Try to collect more data and information about the interest of your users in order to personalize their learning experience and teach them efficiently.
Best tips for creating educational content
Video content is one of the best ways to teach your customers about your products and services. At the same time, it can be a high-risk game because of its relatively difficult process to undo an update once recorded.
Here are the 5 tips that'll help you develop your self-educational video content in the best possible way:
When it comes to creating help content for your self-education tools, be sure to document the process.
Initially you may be very confident about handling it all, but as the company evolves, you really need to write everything down. It needs to be detailed too, so the next person who comes in knows how it’s done and doesn't make the same mistakes you did.
Documentation not only helps you improve your processes over time, but it also helps in keeping your content consistent. And that's very important when it comes to self-education tools.
Analyze the stats and measure the success of your content. It's very easy to fall into the vanity metric game where you're counting views or even completion rate. But instead, you should focus on measuring the behavioral change you can correlate to users who watch your course.

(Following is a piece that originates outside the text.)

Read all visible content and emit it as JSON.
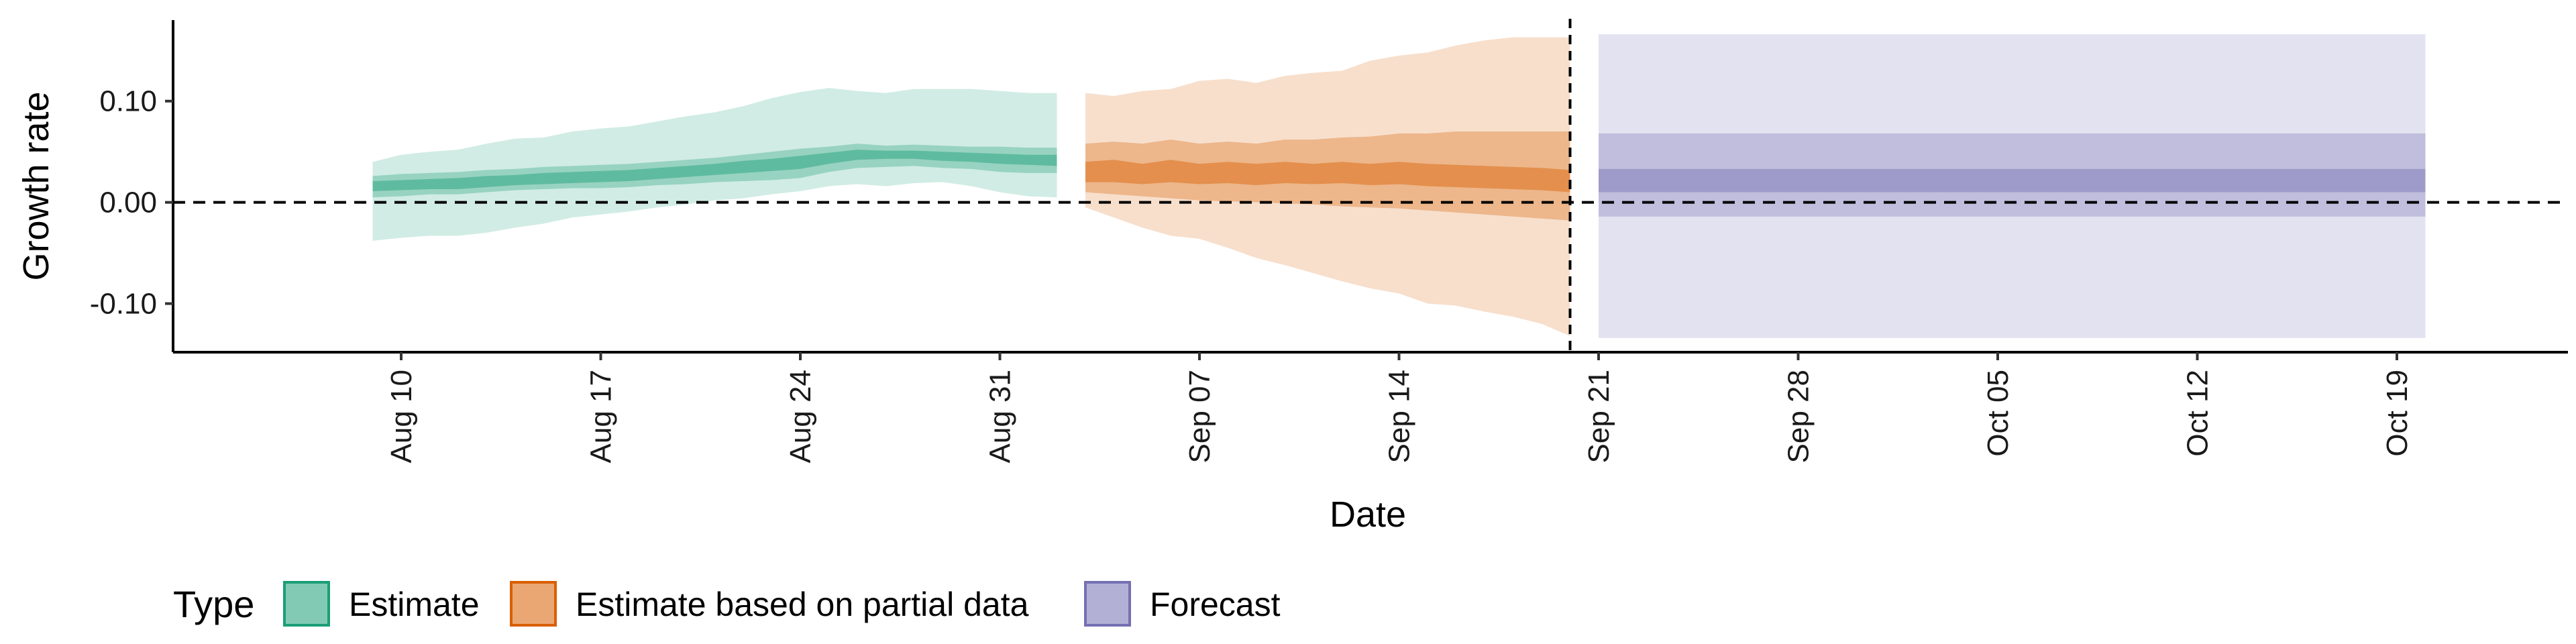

Study the statistics and improve your content, based on how customers have reacted.
3. Up-to-date content
If you really intend to keep your system valuable, keeping the content up-to-date is key. You cannot expect your customers to be interested in your products and services with the help of the same old-school tactics.
Remember, you have high competition and if you're not doing your best then someone else will. Software is changing and getting more complex, so you need to be agile in order to survive the race. Hence, keeping content up-to-date is super important, especially the self-education videos.
Accessibility is what differentiates you from your competitors. If a software is not going to be accessible to all users, then there's no point in developing it in the first place. Content needs to be accessible as well. You can't possibly use a machine if it doesn't come along with instructions and manuals. Think of your self-service education tools as part of your software package. Only then you'll be able to provide complete customer satisfaction.
Given that you provide your customers with the best quality products and services, they can be your biggest unpaid-marketing team. No matter if they had a good or bad experience with your product, they are going to talk about it. So to make sure the marketing is positive, provide users with customer education that is delightful.
When it comes down to self-service tools, you have to think about it as a place where users want to become experts as well. HubSpot Academy gives users a place to learn about the product, but it’s also somewhere where they can enhance their career as well.
If you think about these tools as something to serve someone, both when they are having problems, along with when they are happy, then you can build much happier, more delighted customer bases.